Adattamento cinematografico del romanzo “Ama il tuo nemico” di John Carlin, Invictus non è un film sul rugby, ma un film col rugby. Uno sport tanto amato (e giocato) dai bianchi afrikaner, quanto odiato dai neri, che della squadra contestano i colori (il giallo e il verde) e il soprannome (Springboks), strettamente connessi all’apartheid dal quale ora aspirano finalmente ad uscire, grazie all’elezione a presidente del “loro” Nelson Mandela. Il rugby è la freccia attraverso la quale Mandela riuscirà a far centro nel cuore di tutto il Sudafrica, puntando sulla riconciliazione sul campo da gioco grazie agli Springboks, capitanati da un convincente Matt Damon-François Pienaar; la palla ovale viene magnificamente rappresentata nelle ricostruzioni dei match, con adrenaliniche inquadrature che scrutano dall’interno del campo le tensioni nelle mischie ed esaltano la potenza dei placcaggi. La difficoltà di Eastwood sta non tanto nel tenere incollato lo spettatore alla poltrona, ma nel convincerlo a sedercisi: la storia del primo Mondiale di rugby, infatti, è nota a tutti, con l’arrembante cavalcata del Sudafrica che sovverte i pronostici e porta a casa il trofeo da outsider. Il regista deve quindi stimolare l’appetito del cinefilo e convincerlo che non sta entrando in sala ad assistere a un documentario.

L’impresa, in verità, riesce più nella prima parte che nella seconda, quando la cronaca sportiva prende irrimediabilmente il sopravvento sul non complesso intreccio. Eastwood riesce ad esprimersi al meglio quando gioca visceralmente sulle emozioni dello spettatore: mostra Damon-Pienaar in visita alla prigione di Robben Island, lo fa camminare negli angusti corridoi ed entrare nella cella 466/64 in cui Madiba ha vissuto per 26 anni. Damon chiude la porta alle spalle ed allarga le possenti braccia come un’aquila. Le punte delle dita sfiorano i muri ai lati opposti della stanza e un senso di claustrofobia assale anche il più scettico. Come si può vivere tre decenni in quattro metri quadrati, passare il giorno a spaccare pietre e riuscire a perdonare e vivere fianco a fianco con chi ti ha confinato dietro quelle sbarre?

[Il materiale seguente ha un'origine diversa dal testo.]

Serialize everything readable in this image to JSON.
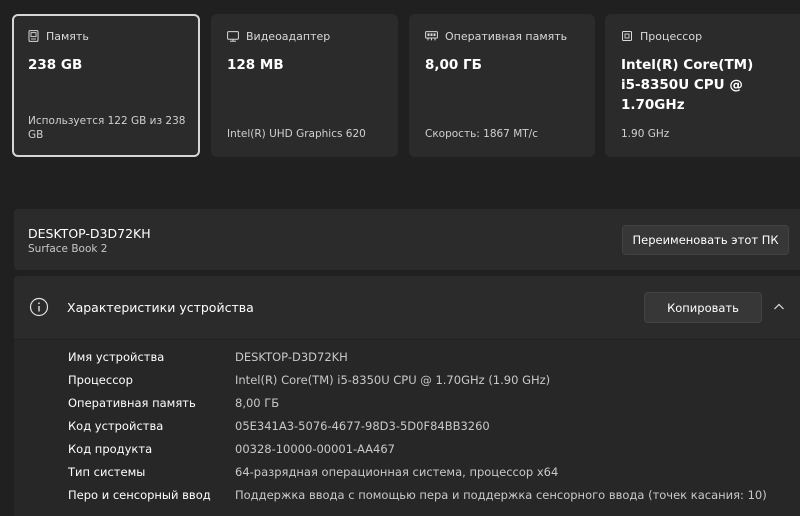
{
  "cards": [
    {
      "icon": "storage-icon",
      "label": "Память",
      "value": "238 GB",
      "sub": "Используется 122 GB из 238 GB",
      "selected": true
    },
    {
      "icon": "gpu-icon",
      "label": "Видеоадаптер",
      "value": "128 MB",
      "sub": "Intel(R) UHD Graphics 620"
    },
    {
      "icon": "ram-icon",
      "label": "Оперативная память",
      "value": "8,00 ГБ",
      "sub": "Скорость: 1867 MT/c"
    },
    {
      "icon": "cpu-icon",
      "label": "Процессор",
      "value": "Intel(R) Core(TM) i5-8350U CPU @ 1.70GHz",
      "sub": "1.90 GHz"
    }
  ],
  "device": {
    "name": "DESKTOP-D3D72KH",
    "model": "Surface Book 2",
    "rename_label": "Переименовать этот ПК"
  },
  "specs": {
    "title": "Характеристики устройства",
    "copy_label": "Копировать",
    "rows": [
      {
        "key": "Имя устройства",
        "value": "DESKTOP-D3D72KH"
      },
      {
        "key": "Процессор",
        "value": "Intel(R) Core(TM) i5-8350U CPU @ 1.70GHz (1.90 GHz)"
      },
      {
        "key": "Оперативная память",
        "value": "8,00 ГБ"
      },
      {
        "key": "Код устройства",
        "value": "05E341A3-5076-4677-98D3-5D0F84BB3260"
      },
      {
        "key": "Код продукта",
        "value": "00328-10000-00001-AA467"
      },
      {
        "key": "Тип системы",
        "value": "64-разрядная операционная система, процессор x64"
      },
      {
        "key": "Перо и сенсорный ввод",
        "value": "Поддержка ввода с помощью пера и поддержка сенсорного ввода (точек касания: 10)"
      }
    ]
  },
  "colors": {
    "background": "#202020",
    "card": "#2b2b2b",
    "selected_border": "#d6d6d6"
  }
}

Eastwood affonda la propria lama incandescente nel cedevole burro dell’animo umano e strappa sorrisi ed amare riflessioni con le microstorie che ruotano attorno al plot centrale, eppure non è il miglior Clint mai visto dietro la cinepresa. Lo storicamente noto lieto fine sportivo toglie di per sé interesse allo svolgimento della pellicola, per di più il film paga il limite del regista che non riesce a costruire un guscio abbastanza convincente nel quale “emarginare” a dovere il trionfo degli Springboks e di Mandela. Può sembrare scontato, ma si avverte la mancanza di quella tensione tra bene e male, esasperata fino allo spasmo, di cui sono invece intrisi i suoi capolavori del terzo millennio, da Mystic River a Gran Torino, passando per Million Dollar Baby. Ma d’altronde se Mandela ha fatto il miracolo con il Sudafrica, poteva mai non riuscire nell’impresa di rendere più umano il tormentato Clint?